La première chose qui frappe chez Anderson, c’est la lisibilité quasi-parfaite des scènes. Grâce à un découpage très rythmé — alternant plans rapprochés, larges, et même de longs plans séquences —, le montage permet au spectateur de prendre la pleine mesure des évènements qui se déroulent sous ses yeux. Il fallait bien cela pour que l’on ressente dans notre chair cette course poursuite picaresque, où un révolutionnaire au bout du rouleau, incarné par Leonardo Di Caprio, doit reprendre du service pour retrouver sa fille, kidnappée par un ancien ennemi. La multiplication permanente des perspectives n’est pas gratuite, elle relève d’une dialectique qui oppose constamment des individus à des forces qui les dépassent. « Tu dois voir le tableau d’ensemble » ordonne un des membres du French 75 à un Bob désespéré, qui cherche à obtenir le mot de passe qui lui permettrait de sauver sa fille.
Suivre la vitalité
Face à ce raisonnement froid, structurel, quasi-sociologique, Anderson nous invite à ne pas perdre de vue les subjectivités humaines. Parfois, tout dépend d’une personne, du Sensei qui protégera Bob de la police ou du traqueur comanche, qui, pris de remord, revient sur une funeste décision. Il ne s’égare pourtant pas dans l’individualisme puisqu’il nous donne à voir des opérations conduites en groupe : le raid lancé par les French 75 pour libérer les migrants, tous les préparatifs des sbires de Lockburn afin d’arrêter Bob et sa fille ou encore les efforts de la communauté latino underground pour mettre ses membres à l’abri de la police. C’est cette dernière qui a le droit à l’une des plus belles scènes du film, celle où Anderson suit en travelling la fuite de l’équipe du Sensei sur les toits, presque des Yamakasi, talonné de près par Bob, en grande difficulté, qui finira par se rompre le coup. De ce réseau de sans-papiers latino se dégage une grande vitalité, fruit d’une sorte d’osmose organique, qui tranche avec la discipline de corps des militaires ou le dogmatisme bureaucratique des French 75. C’est cette vitalité, cette pulsion de vie, à la fois individuelle et communautaire, qui irrigue tout le film et s'incarne dans des corps très différents.
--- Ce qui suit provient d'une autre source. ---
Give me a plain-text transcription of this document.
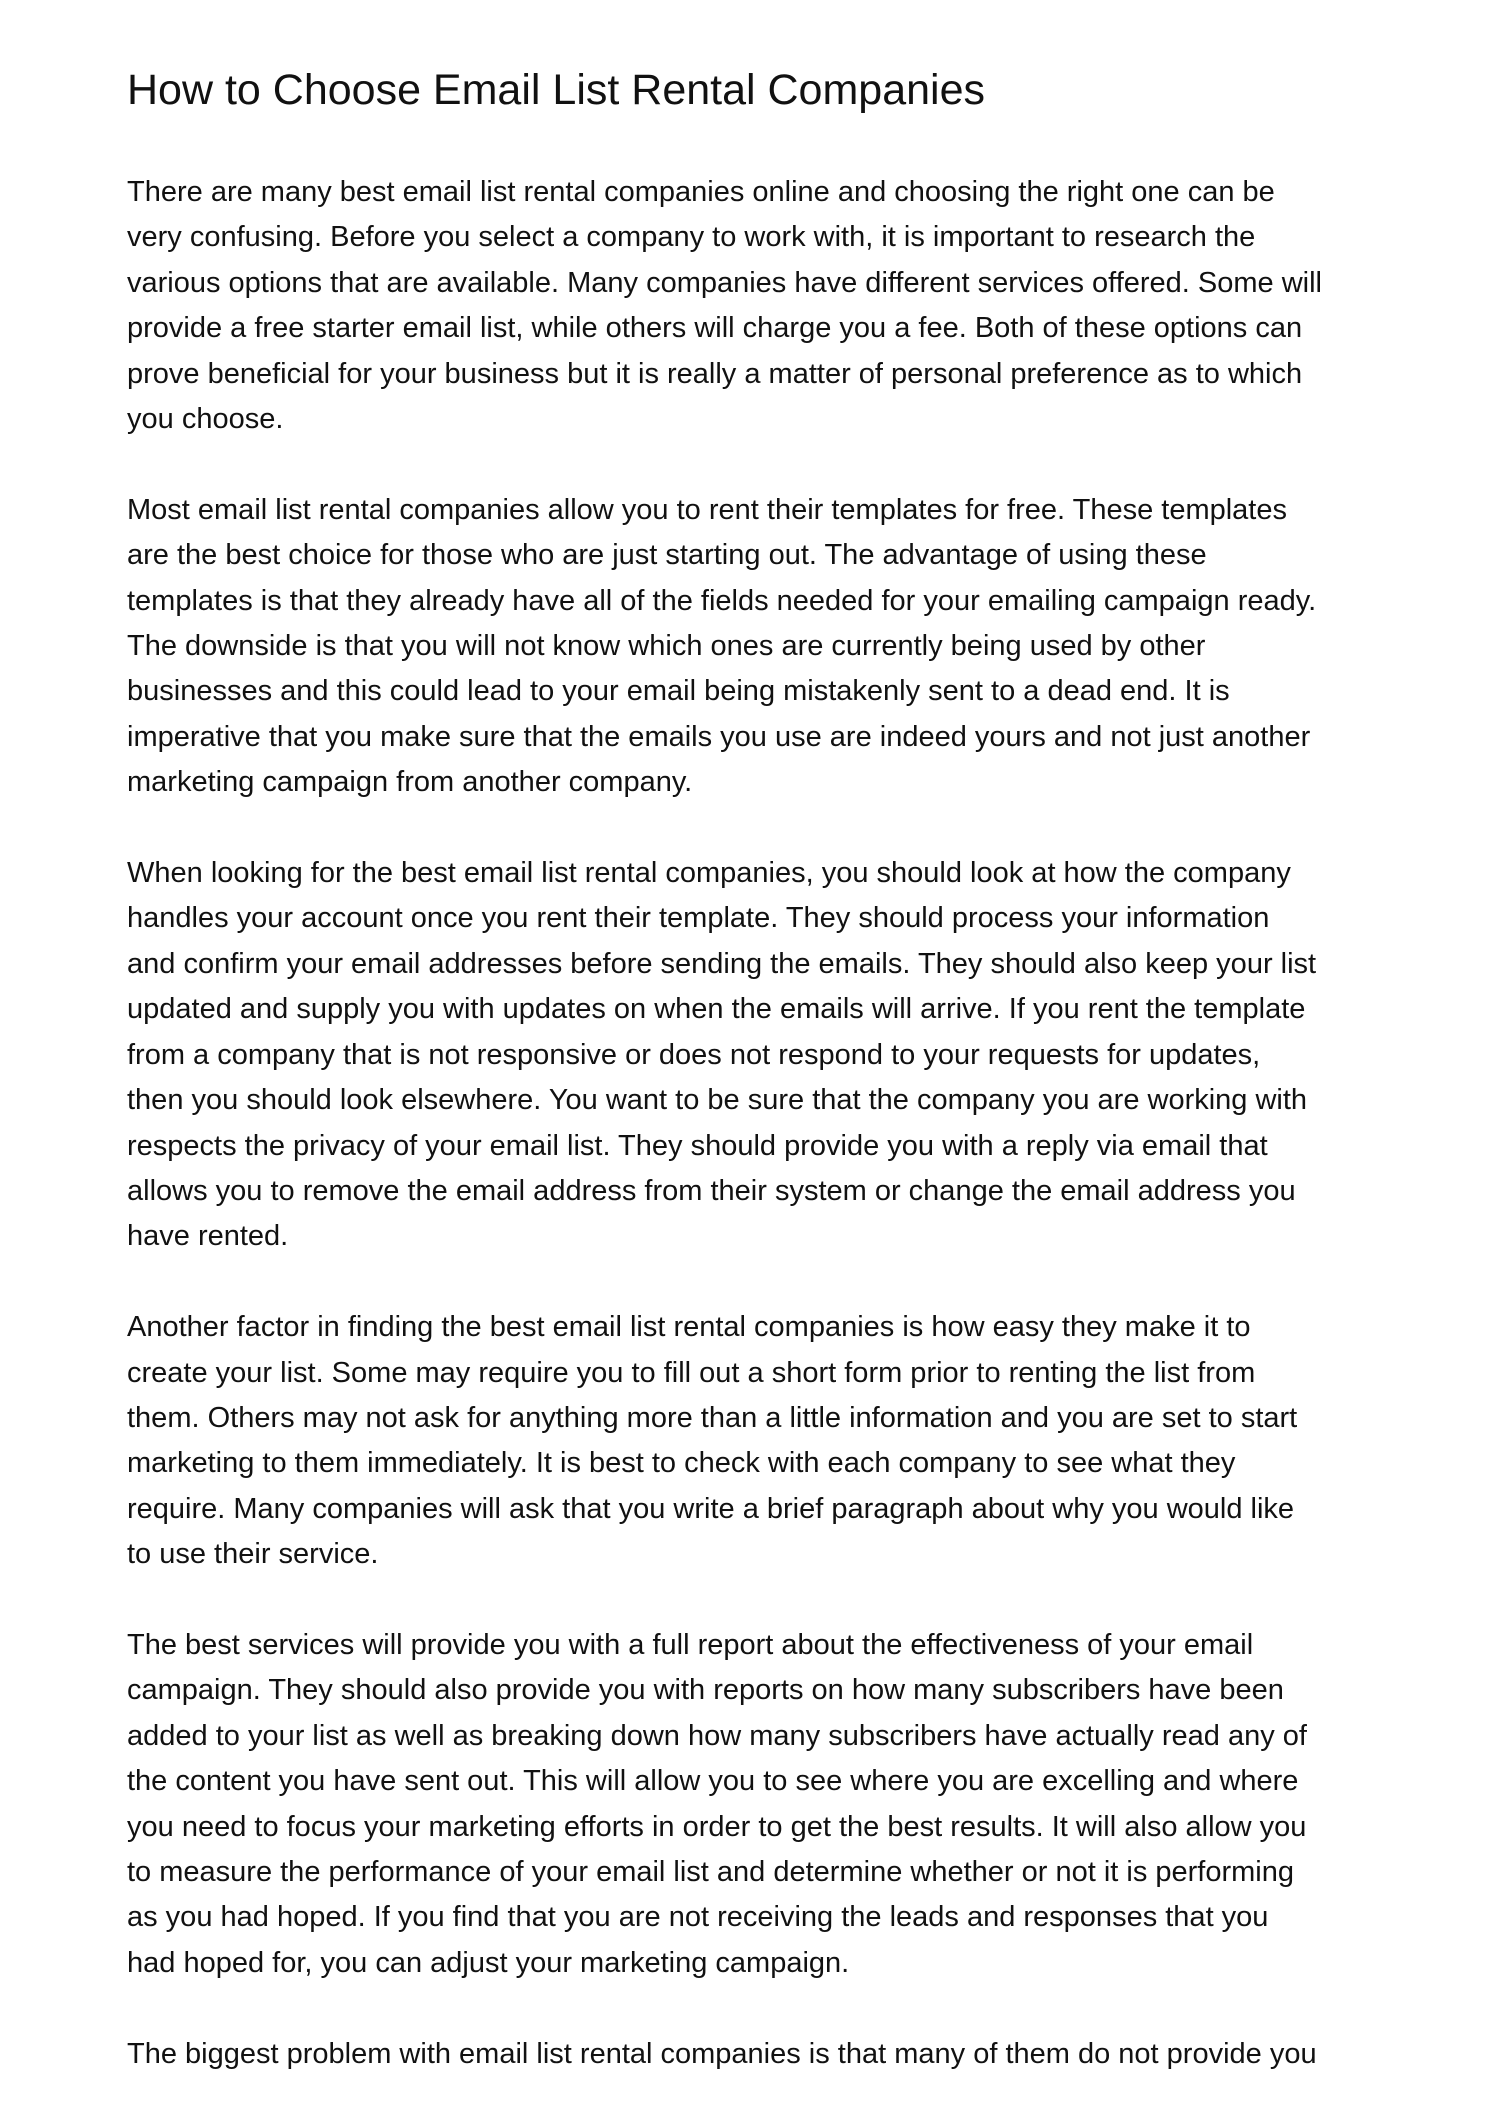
How to Choose Email List Rental Companies

There are many best email list rental companies online and choosing the right one can be
very confusing. Before you select a company to work with, it is important to research the
various options that are available. Many companies have different services offered. Some will
provide a free starter email list, while others will charge you a fee. Both of these options can
prove beneficial for your business but it is really a matter of personal preference as to which
you choose.

Most email list rental companies allow you to rent their templates for free. These templates
are the best choice for those who are just starting out. The advantage of using these
templates is that they already have all of the fields needed for your emailing campaign ready.
The downside is that you will not know which ones are currently being used by other
businesses and this could lead to your email being mistakenly sent to a dead end. It is
imperative that you make sure that the emails you use are indeed yours and not just another
marketing campaign from another company.

When looking for the best email list rental companies, you should look at how the company
handles your account once you rent their template. They should process your information
and confirm your email addresses before sending the emails. They should also keep your list
updated and supply you with updates on when the emails will arrive. If you rent the template
from a company that is not responsive or does not respond to your requests for updates,
then you should look elsewhere. You want to be sure that the company you are working with
respects the privacy of your email list. They should provide you with a reply via email that
allows you to remove the email address from their system or change the email address you
have rented.

Another factor in finding the best email list rental companies is how easy they make it to
create your list. Some may require you to fill out a short form prior to renting the list from
them. Others may not ask for anything more than a little information and you are set to start
marketing to them immediately. It is best to check with each company to see what they
require. Many companies will ask that you write a brief paragraph about why you would like
to use their service.

The best services will provide you with a full report about the effectiveness of your email
campaign. They should also provide you with reports on how many subscribers have been
added to your list as well as breaking down how many subscribers have actually read any of
the content you have sent out. This will allow you to see where you are excelling and where
you need to focus your marketing efforts in order to get the best results. It will also allow you
to measure the performance of your email list and determine whether or not it is performing
as you had hoped. If you find that you are not receiving the leads and responses that you
had hoped for, you can adjust your marketing campaign.

The biggest problem with email list rental companies is that many of them do not provide you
De Pat, à sa fille, en passant par Lockjaw, tous persistent dans leur être pour accomplir des buts radicalement opposés. Le spectateur ressent cet élan de vie grâce à une caméra presque envahissante, qui colle aux visages, sans oublier de documenter le mouvement dans l’espace.
Désir de réalisation
Et du mouvement, il y en dans ce film, puisque tout est articulé autour d’une chasse à l’homme, Pat, Wylla et les autres cherchent à échapper à la puissance démesurée des forces répressives de l’État. Le sentiment de sauve-qui-peut général est accentué par une bande-son omniprésente, toujours sur le point de saturer le paysage sonore du film. Mais le rythme soutenu ne vire jamais à l'excès: il n’empêche pas Anderson de nous proposer une galerie de personnages assez pittoresque, à commencer par Lockjaw, un colonel raciste, qui fétichise les femmes noires et n’envisage le sexe que sous l’angle de la domination. Certains diront qu’il est grotesque, voir caricatural ; c’est ignorer que le racisme, c’est aussi une histoire de contrôle des sexualités féminines. Le même reproche pourrait être adressée au personnage de Perfidia, elle aussi poussée par un désir mais de l’autre côté de la barricade. Son érotique semble se nourrir de l’accomplissement de l’acte révolutionnaire, comme si elle était fascinée par sa propre radicalité. On reconnaîtra ici la critique tirée jusqu’à la corde du supposée narcissisme de la lutte armée. Dans un geste très américain, Paul Thomas Anderson lui préférera une éthique du care, personnifiée par Bob, qui en dépit de tout, de sa maladresse, des avanies, du danger qui rôde, s’efforce de récupérer sa fille, la dernière relation qu’il lui reste dans sa vie abîmée. Cette quête d’unité familiale apparaît bien dérisoire dans le contexte général du film et pourtant, c’est là que toutes les batailles vont se jouer, y compris contre la filiation biologique et donc une certaine forme de déterminisme. Mais au fond, ce qui intéresse Anderson, ce n’est pas la destination mais les voyageurs eux-mêmes, qu’il filme sans cesse en mouvement, plongés dans des situations critiques. Et c’est peut-être là que réside l’exploit, celui de nous faire oublier la linéarité du scénario par une attention constante au bruit et à la fureur de l’existence.